EL (NO) VIAJE DEL PAPA

Publicado el 5 febrero, 2018

Por Rodolfo C. Barra (ex juez de la Corte Suprema de Justicia de la Nación).

¿Por que no ha venido el Papa a la Argentina? No tengo yo la respuesta, pero creo que no es algo que perjudique al actual gobierno.

Veamos. La enseñanza de la Iglesia ofrece como una doble vía: una gran exigencia moral, que incluye lo social (Doctrina Social de la Iglesia) y, a la vez, la Misericordia elevada a regla absoluta (sin la Caridad, la Fe y la Esperanza –las tres virtudes teologales-serían vanas, enseña San Pablo). Por ello, sin perjuicio de la revolución cultural de la Misericordia (las Bienaventuranzas son el mensaje social más revolucionario de la historia de la humanidad) la Iglesia exige, en el punto, elevadísimos estándares de moral social.  Estas dos vertientes, que en definitiva se hacen una en la consideración de la Justicia como un banquete donde todos están invitados y donde los últimos serán los primeros (en lo temporal, esto es la Justicia Social en su máxima expresión) forman el corazón del denominado Magisterio Social de la Iglesia y se encuentran maravillosamente expuestas en la encíclica “Laudato Si” y, antes, en la exhortación “Evangili gaudium”, ambas del actual Papa Francisco.

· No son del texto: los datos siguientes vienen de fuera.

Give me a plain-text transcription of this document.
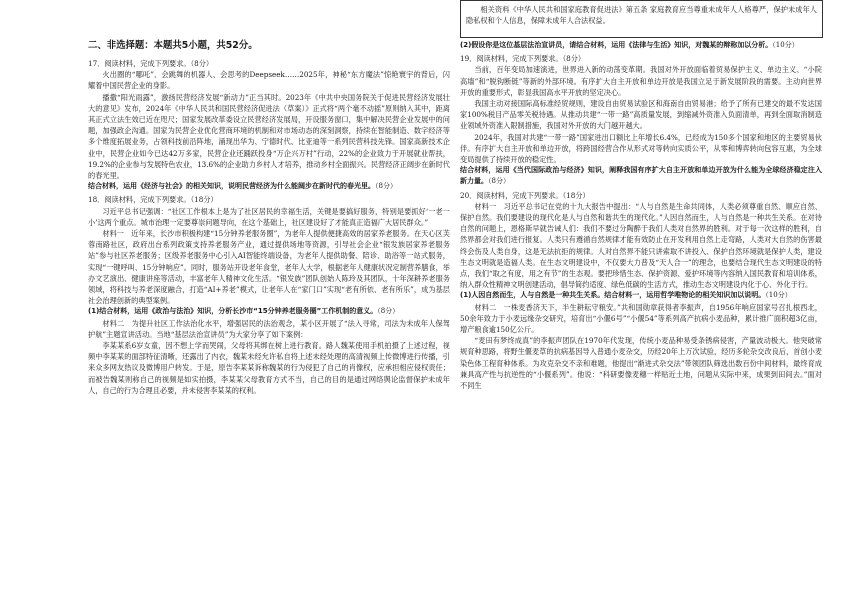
二、非选择题：本题共5小题，共52分。

17．阅读材料，完成下列要求。（8分）

火出圈的“哪吒”、会跳舞的机器人、会思考的Deepseek……2025年，神秘“东方魔法”惊艳寰宇的背后，闪耀着中国民营企业的身影。

播撒“阳光雨露”，激扬民营经济发展“新动力”正当其时。2023年《中共中央国务院关于促进民营经济发展壮大的意见》发布，2024年《中华人民共和国民营经济促进法（草案）》正式将“两个毫不动摇”原则纳入其中，距离其正式立法生效已近在咫尺；国家发展改革委设立民营经济发展局，开设服务窗口，集中解决民营企业发展中的问题，加强政企沟通。国家为民营企业优化营商环境的机制和对市场动态的深刻洞察，持续在智能制造、数字经济等多个维度拓展业务，占领科技前沿阵地，涌现出华为、宁德时代、比亚迪等一系列民营科技先锋。国家高新技术企业中，民营企业如今已达42万多家，民营企业还踊跃投身“万企兴万村”行动，22%的企业致力于开展就业帮扶，19.2%的企业参与发展特色农业，13.6%的企业助力乡村人才培养，推动乡村全面振兴。民营经济正阔步在新时代的春光里。

结合材料，运用《经济与社会》的相关知识，说明民营经济为什么能阔步在新时代的春光里。（8分）

18．阅读材料，完成下列要求。（18分）

习近平总书记强调：“社区工作根本上是为了社区居民的幸福生活，关键是要搞好服务，特别是要抓好‘一老一小’这两个重点。城市治理一定要尊崇问题导向，在这个基础上，社区建设好了才能真正造福广大居民群众。”

材料一　近年来，长沙市积极构建“15分钟养老服务圈”，为老年人提供便捷高效的居家养老服务。在天心区芙蓉南路社区，政府出台系列政策支持养老服务产业，通过提供场地等资源，引导社会企业“银发族居家养老服务站”参与社区养老服务；区级养老服务中心引入AI智能终端设备，为老年人提供助餐、陪诊、助浴等一站式服务，实现“一键呼叫、15分钟响应”。同时，服务站开设老年食堂，老年人大学，根据老年人健康状况定制营养膳食，举办文艺演出、健康讲座等活动，丰富老年人精神文化生活。“银发族”团队创始人陈玲及其团队，十年深耕养老服务领域，将科技与养老深度融合，打造“AI+养老”模式，让老年人在“家门口”实现“老有所依、老有所乐”，成为基层社会治理创新的典型案例。

(1)结合材料，运用《政治与法治》知识，分析长沙市“15分钟养老服务圈”工作机制的意义。（8分）

材料二　为提升社区工作法治化水平，增强居民的法治观念，某小区开展了“法入寻常，司法为未成年人保驾护航”主题宣讲活动。当地“基层法治宣讲员”为大家分享了如下案例：

李某某系6岁女童，因不想上学而哭闹，父母将其绑在树上进行教育。路人魏某使用手机拍摄了上述过程，视频中李某某的面部特征清晰，还露出了内衣，魏某未经允许私自将上述未经处理的高清视频上传微博进行传播，引来众多网友热议及微博用户转发。于是，原告李某某诉称魏某的行为侵犯了自己的肖像权，应承担相应侵权责任；而被告魏某则称自己的视频是如实拍摄，李某某父母教育方式不当，自己的目的是通过网络舆论监督保护未成年人，自己的行为合理且必要，并未侵害李某某的权利。

相关资料《中华人民共和国家庭教育促进法》第五条 家庭教育应当尊重未成年人人格尊严，保护未成年人隐私权和个人信息，保障未成年人合法权益。

(2)假设你是这位基层法治宣讲员，请结合材料，运用《法律与生活》知识，对魏某的辩称加以分析。（10分）

19．阅读材料，完成下列要求。（8分）

当前，百年变局加速演进，世界进入新的动荡变革期。我国对外开放面临着贸易保护主义、单边主义、“小院高墙”和“脱钩断链”等新的外部环境。有序扩大自主开放和单边开放是我国立足于新发展阶段的需要。主动向世界开放的重要形式，彰显我国高水平开放的坚定决心。

我国主动对接国际高标准经贸规则，建设自由贸易试验区和海南自由贸易港；给予了所有已建交的最不发达国家100%税目产品零关税待遇。从推动共建“一带一路”高质量发展，到缩减外资准入负面清单，再到全面取消制造业领域外资准入限制措施，我国对外开放的大门越开越大。

2024年，我国对共建“一带一路”国家进出口额比上年增长6.4%，已经成为150多个国家和地区的主要贸易伙伴。有序扩大自主开放和单边开放，将跨国经营合作从形式对等转向实质公平，从零和博弈转向包容互惠，为全球变局提供了持续开放的稳定性。

结合材料，运用《当代国际政治与经济》知识，阐释我国有序扩大自主开放和单边开放为什么能为全球经济稳定注入新力量。（8分）

20．阅读材料，完成下列要求。（18分）

材料一　习近平总书记在党的十九大报告中提出：“人与自然是生命共同体，人类必须尊重自然、顺应自然、保护自然。我们要建设的现代化是人与自然和谐共生的现代化。”人因自然而生，人与自然是一种共生关系。在对待自然的问题上，恩格斯早就告诫人们：我们不要过分陶醉于我们人类对自然界的胜利。对于每一次这样的胜利，自然界都会对我们进行报复。人类只有遵循自然规律才能有效防止在开发利用自然上走弯路，人类对大自然的伤害最终会伤及人类自身，这是无法抗拒的规律。人对自然界不能只讲索取不讲投入、保护自然环境就是保护人类，建设生态文明就是造福人类。在生态文明建设中，不仅要大力普及“天人合一”的理念，也要结合现代生态文明建设的特点，我们“取之有度，用之有节”的生态观。要把珍惜生态、保护资源、爱护环境等内容纳入国民教育和培训体系，纳入群众性精神文明创建活动，倡导简约适度、绿色低碳的生活方式，推动生态文明建设内化于心、外化于行。

(1)人因自然而生，人与自然是一种共生关系。结合材料一，运用哲学唯物论的相关知识加以说明。（10分）

材料二　一株麦香济天下，半生耕耘守粮安。”共和国勋章获得者李振声，自1956年响应国家号召扎根西北，50余年致力于小麦远缘杂交研究，培育出“小偃6号”“小偃54”等系列高产抗病小麦品种，累计推广面积超3亿亩，增产粮食逾150亿公斤。

“麦田有梦终成真”的李振声团队在1970年代发现，传统小麦品种易受条锈病侵害，产量波动极大。他突破常规育种思路，将野生偃麦草的抗病基因导入普通小麦杂交，历经20年上万次试验，经历多轮杂交改良后，首创小麦染色体工程育种体系。为攻克杂交不亲和难题，他提出“渐进式杂交法”带领团队筛选出数百份中间材料，最终育成兼具高产性与抗逆性的“小偃系列”。他说：“科研要像麦穗一样贴近土地，问题从实际中来，成果到田间去。”面对不同生
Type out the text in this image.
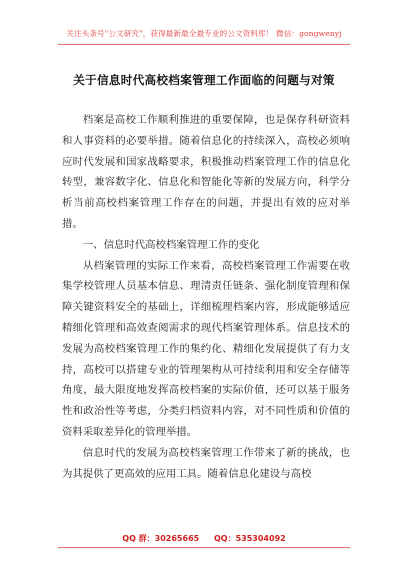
关注头条号"公文研究"，获得最新最全最专业的公文资料库！ 微信：gongwenyj
关于信息时代高校档案管理工作面临的问题与对策

档案是高校工作顺利推进的重要保障，也是保存科研资料和人事资料的必要举措。随着信息化的持续深入，高校必须响应时代发展和国家战略要求，积极推动档案管理工作的信息化转型，兼容数字化、信息化和智能化等新的发展方向，科学分析当前高校档案管理工作存在的问题，并提出有效的应对举措。

一、信息时代高校档案管理工作的变化

从档案管理的实际工作来看，高校档案管理工作需要在收集学校管理人员基本信息、理清责任链条、强化制度管理和保障关键资料安全的基础上，详细梳理档案内容，形成能够适应精细化管理和高效查阅需求的现代档案管理体系。信息技术的发展为高校档案管理工作的集约化、精细化发展提供了有力支持，高校可以搭建专业的管理架构从可持续利用和安全存储等角度，最大限度地发挥高校档案的实际价值，还可以基于服务性和政治性等考虑，分类归档资料内容，对不同性质和价值的资料采取差异化的管理举措。

信息时代的发展为高校档案管理工作带来了新的挑战，也为其提供了更高效的应用工具。随着信息化建设与高校

QQ 群：30265665 QQ：535304092
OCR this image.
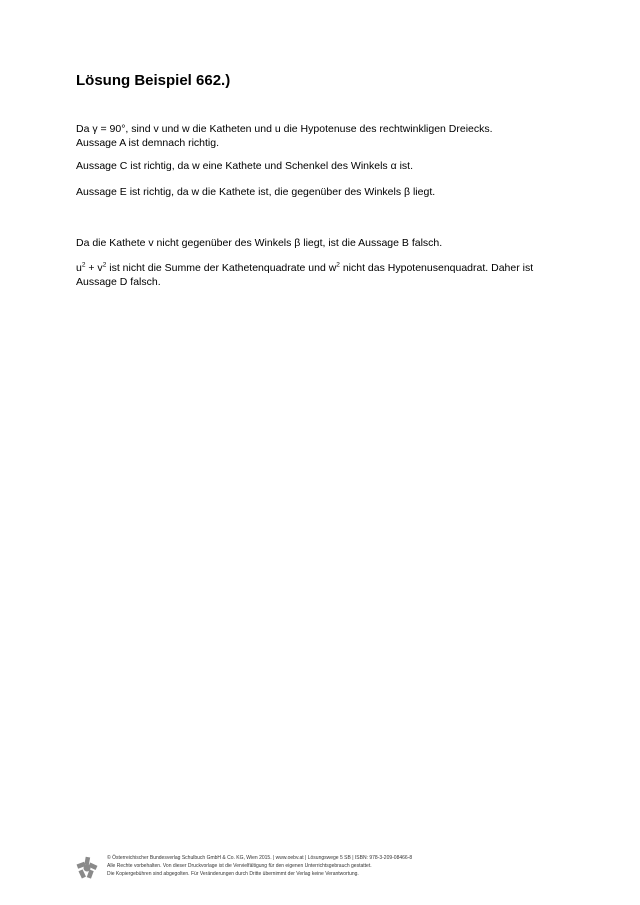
Lösung Beispiel 662.)

Da γ = 90°, sind v und w die Katheten und u die Hypotenuse des rechtwinkligen Dreiecks.
Aussage A ist demnach richtig.

Aussage C ist richtig, da w eine Kathete und Schenkel des Winkels α ist.

Aussage E ist richtig, da w die Kathete ist, die gegenüber des Winkels β liegt.

Da die Kathete v nicht gegenüber des Winkels β liegt, ist die Aussage B falsch.

$u^2 + v^2$ ist nicht die Summe der Kathetenquadrate und $w^2$ nicht das Hypotenusenquadrat. Daher ist
Aussage D falsch.

© Österreichischer Bundesverlag Schulbuch GmbH & Co. KG, Wien 2015. | www.oebv.at | Lösungswege 5 SB | ISBN: 978-3-209-08466-8
Alle Rechte vorbehalten. Von dieser Druckvorlage ist die Vervielfältigung für den eigenen Unterrichtsgebrauch gestattet.
Die Kopiergebühren sind abgegolten. Für Veränderungen durch Dritte übernimmt der Verlag keine Verantwortung.
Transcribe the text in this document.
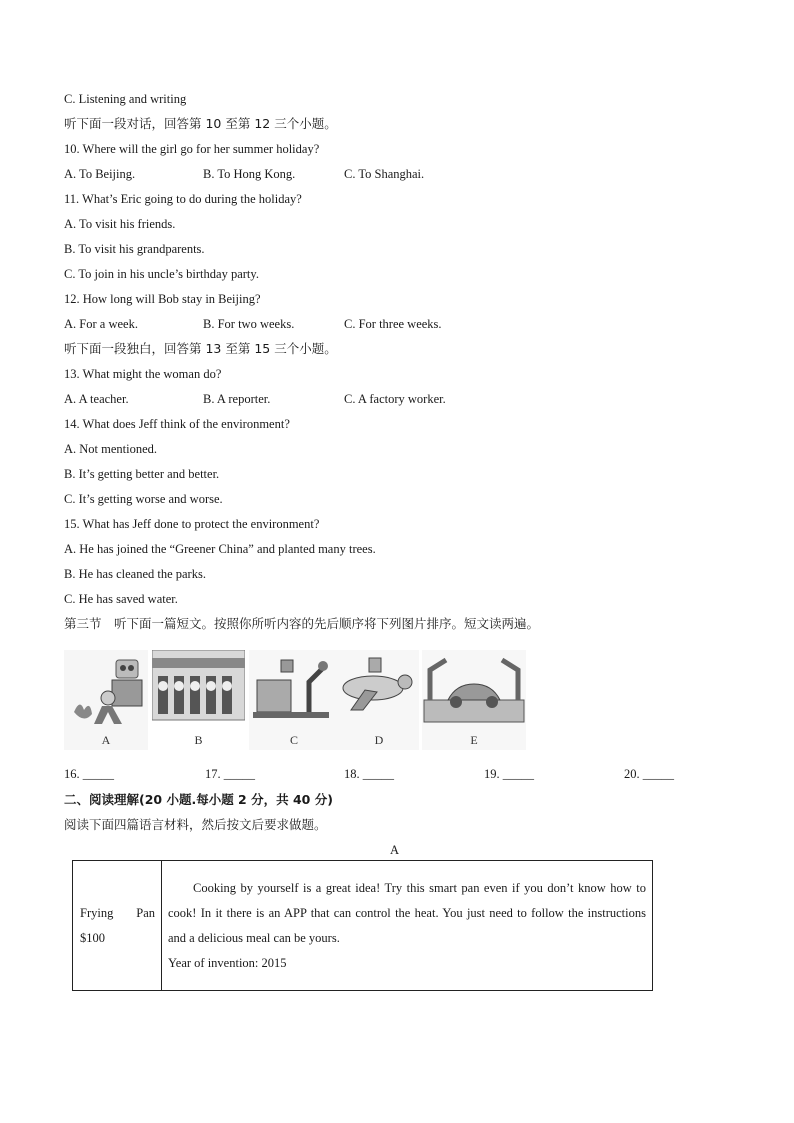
C. Listening and writing
听下面一段对话，回答第 10 至第 12 三个小题。
10. Where will the girl go for her summer holiday?
A. To Beijing.	B. To Hong Kong.	C. To Shanghai.
11. What’s Eric going to do during the holiday?
A. To visit his friends.
B. To visit his grandparents.
C. To join in his uncle’s birthday party.
12. How long will Bob stay in Beijing?
A. For a week.	B. For two weeks.	C. For three weeks.
听下面一段独白，回答第 13 至第 15 三个小题。
13. What might the woman do?
A. A teacher.	B. A reporter.	C. A factory worker.
14. What does Jeff think of the environment?
A. Not mentioned.
B. It’s getting better and better.
C. It’s getting worse and worse.
15. What has Jeff done to protect the environment?
A. He has joined the “Greener China” and planted many trees.
B. He has cleaned the parks.
C. He has saved water.
第三节　听下面一篇短文。按照你所听内容的先后顺序将下列图片排序。短文读两遍。
A	B	C	D	E
16. _____	17. _____	18. _____	19. _____	20. _____
二、阅读理解(20 小题.每小题 2 分，共 40 分)
阅读下面四篇语言材料，然后按文后要求做题。
A
Frying Pan
$100

Cooking by yourself is a great idea! Try this smart pan even if you don’t know how to cook! In it there is an APP that can control the heat. You just need to follow the instructions and a delicious meal can be yours.
Year of invention: 2015
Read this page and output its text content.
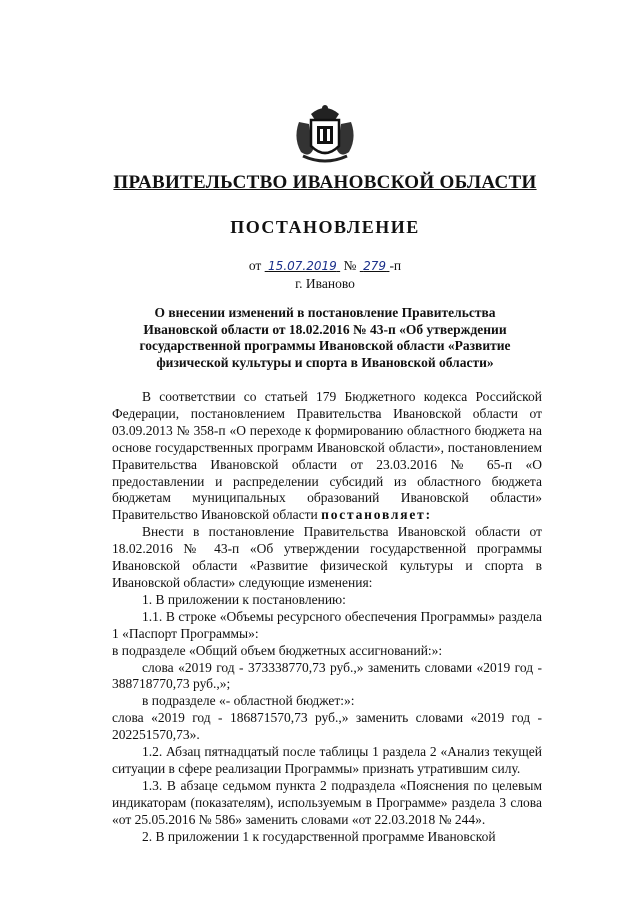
ПРАВИТЕЛЬСТВО ИВАНОВСКОЙ ОБЛАСТИ
ПОСТАНОВЛЕНИЕ
от 15.07.2019 № 279 -п
г. Иваново
О внесении изменений в постановление Правительства Ивановской области от 18.02.2016 № 43-п «Об утверждении государственной программы Ивановской области «Развитие физической культуры и спорта в Ивановской области»

В соответствии со статьей 179 Бюджетного кодекса Российской Федерации, постановлением Правительства Ивановской области от 03.09.2013 № 358-п «О переходе к формированию областного бюджета на основе государственных программ Ивановской области», постановлением Правительства Ивановской области от 23.03.2016 № 65-п «О предоставлении и распределении субсидий из областного бюджета бюджетам муниципальных образований Ивановской области» Правительство Ивановской области постановляет:

Внести в постановление Правительства Ивановской области от 18.02.2016 № 43-п «Об утверждении государственной программы Ивановской области «Развитие физической культуры и спорта в Ивановской области» следующие изменения:

1. В приложении к постановлению:

1.1. В строке «Объемы ресурсного обеспечения Программы» раздела 1 «Паспорт Программы»:

в подразделе «Общий объем бюджетных ассигнований:»:

слова «2019 год - 373338770,73 руб.,» заменить словами «2019 год - 388718770,73 руб.,»;

в подразделе «- областной бюджет:»:

слова «2019 год - 186871570,73 руб.,» заменить словами «2019 год - 202251570,73».

1.2. Абзац пятнадцатый после таблицы 1 раздела 2 «Анализ текущей ситуации в сфере реализации Программы» признать утратившим силу.

1.3. В абзаце седьмом пункта 2 подраздела «Пояснения по целевым индикаторам (показателям), используемым в Программе» раздела 3 слова «от 25.05.2016 № 586» заменить словами «от 22.03.2018 № 244».

2. В приложении 1 к государственной программе Ивановской
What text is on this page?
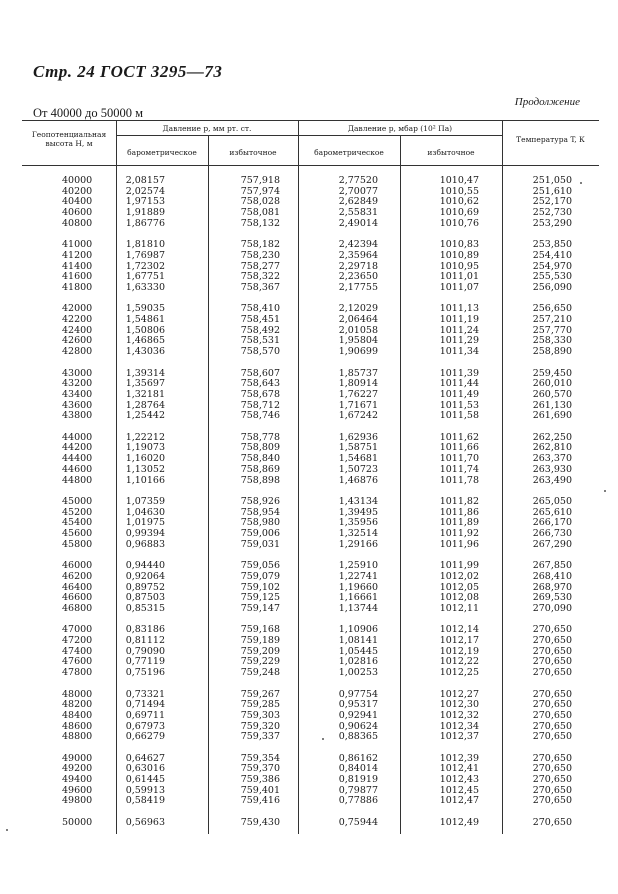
Стр. 24 ГОСТ 3295—73
Продолжение
От 40000 до 50000 м
Геопотенциальная высота H, м
Давление p, мм рт. ст.	Давление p, мбар (10² Па)
барометрическое	избыточное	барометрическое	избыточное
Температура T, К
40000	2,08157	757,918	2,77520	1010,47	251,050
40200	2,02574	757,974	2,70077	1010,55	251,610
40400	1,97153	758,028	2,62849	1010,62	252,170
40600	1,91889	758,081	2,55831	1010,69	252,730
40800	1,86776	758,132	2,49014	1010,76	253,290
41000	1,81810	758,182	2,42394	1010,83	253,850
41200	1,76987	758,230	2,35964	1010,89	254,410
41400	1,72302	758,277	2,29718	1010,95	254,970
41600	1,67751	758,322	2,23650	1011,01	255,530
41800	1,63330	758,367	2,17755	1011,07	256,090
42000	1,59035	758,410	2,12029	1011,13	256,650
42200	1,54861	758,451	2,06464	1011,19	257,210
42400	1,50806	758,492	2,01058	1011,24	257,770
42600	1,46865	758,531	1,95804	1011,29	258,330
42800	1,43036	758,570	1,90699	1011,34	258,890
43000	1,39314	758,607	1,85737	1011,39	259,450
43200	1,35697	758,643	1,80914	1011,44	260,010
43400	1,32181	758,678	1,76227	1011,49	260,570
43600	1,28764	758,712	1,71671	1011,53	261,130
43800	1,25442	758,746	1,67242	1011,58	261,690
44000	1,22212	758,778	1,62936	1011,62	262,250
44200	1,19073	758,809	1,58751	1011,66	262,810
44400	1,16020	758,840	1,54681	1011,70	263,370
44600	1,13052	758,869	1,50723	1011,74	263,930
44800	1,10166	758,898	1,46876	1011,78	263,490
45000	1,07359	758,926	1,43134	1011,82	265,050
45200	1,04630	758,954	1,39495	1011,86	265,610
45400	1,01975	758,980	1,35956	1011,89	266,170
45600	0,99394	759,006	1,32514	1011,92	266,730
45800	0,96883	759,031	1,29166	1011,96	267,290
46000	0,94440	759,056	1,25910	1011,99	267,850
46200	0,92064	759,079	1,22741	1012,02	268,410
46400	0,89752	759,102	1,19660	1012,05	268,970
46600	0,87503	759,125	1,16661	1012,08	269,530
46800	0,85315	759,147	1,13744	1012,11	270,090
47000	0,83186	759,168	1,10906	1012,14	270,650
47200	0,81112	759,189	1,08141	1012,17	270,650
47400	0,79090	759,209	1,05445	1012,19	270,650
47600	0,77119	759,229	1,02816	1012,22	270,650
47800	0,75196	759,248	1,00253	1012,25	270,650
48000	0,73321	759,267	0,97754	1012,27	270,650
48200	0,71494	759,285	0,95317	1012,30	270,650
48400	0,69711	759,303	0,92941	1012,32	270,650
48600	0,67973	759,320	0,90624	1012,34	270,650
48800	0,66279	759,337	0,88365	1012,37	270,650
49000	0,64627	759,354	0,86162	1012,39	270,650
49200	0,63016	759,370	0,84014	1012,41	270,650
49400	0,61445	759,386	0,81919	1012,43	270,650
49600	0,59913	759,401	0,79877	1012,45	270,650
49800	0,58419	759,416	0,77886	1012,47	270,650
50000	0,56963	759,430	0,75944	1012,49	270,650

Aquella extraordinaria enseñanza se puede sintetizar en un principio muy simple: no puede haber excluidos a la mesa de los bienes sociales. En un mundo donde los excluidos son legión, es lógico que la totalidad de los viajes, o peregrinaciones, de todos los papas contengan, como mensaje principal, el angustioso llamado a abrir la lista de invitados a los bienes que son, también, para todos, sin esperar a un “derrame” que, cuando se produce, es demasiado “a cuenta gotas”.

Claro que nuestro país es hoy uno de los que mantienen más exclusivo (precisamente, no inclusivo) su salón comedor. La pobreza supera el 30% de la población, mientras que la marginación es mayor que el 6%, cifras que son todavía peores si las aplicamos a la población infantil y juvenil. En una Nación que ha sido tan bien dotada por la Providencia, tales datos son heridas que hacen sangrar al cielo.

¿Cómo ocurrió este desastre? ¿Cómo llegamos a esta degradación colectiva? Cada uno tendrá su respuesta y su principal imputado. Seguramente todos somos culpables.

La culpa, entonces, no es de Macri, pero Macri es quien hoy gobierna. Hoy es responsable. ¿Está debidamente orientado su gobierno para salir (convertirnos) de éste abominable pecado? Aquí también las respuestas pueden ser más que variadas (personalmente creo, sino en el acierto de todas las medidas, si en su buena fe y correcta intención).

El problema es que Francisco, en una hipotética visita a la Argentina, no podría hacer otra cosa que denunciar nuestro horrible pecado social, incluso, con una voz amplificada por el dolor personal. ¿Cómo evitar que los mismos que hoy critican a su “no viaje”, en aquella hipótesis proclamen que Francisco vino a hacer “peronismo desestabilizador” (cuando el peronismo siempre fue la víctima de los golpes de estado)?

Antes de Francisco Papa, la Iglesia argentina, con Bergoglio Cardenal, denunció nuestro “exclusionista” egoísmo social: el banquete con proporcionalmente cada vez menos invitados. Y lo sigue haciendo ahora, y lo seguirá haciendo para movernos a la conversión por el camino de la Justicia.

Son muchos los testigos que han visto al Papa rezar por su Argentina y por sus hermanos argentinos, que han advertido la angustia papal al recibir ciertas noticias nuestras, como también su alegría por las buenas noticias.

Quizás sea mejor que todavía no venga. Aquí los dueños de la opinión publicada malinterpretarían su mensaje y hasta lo aprovecharían para perjudicar al gobierno (no faltará mucho para que lo quieran hacer).

Francisco reza permanentemente por nosotros, nosotros también lo hacemos por él.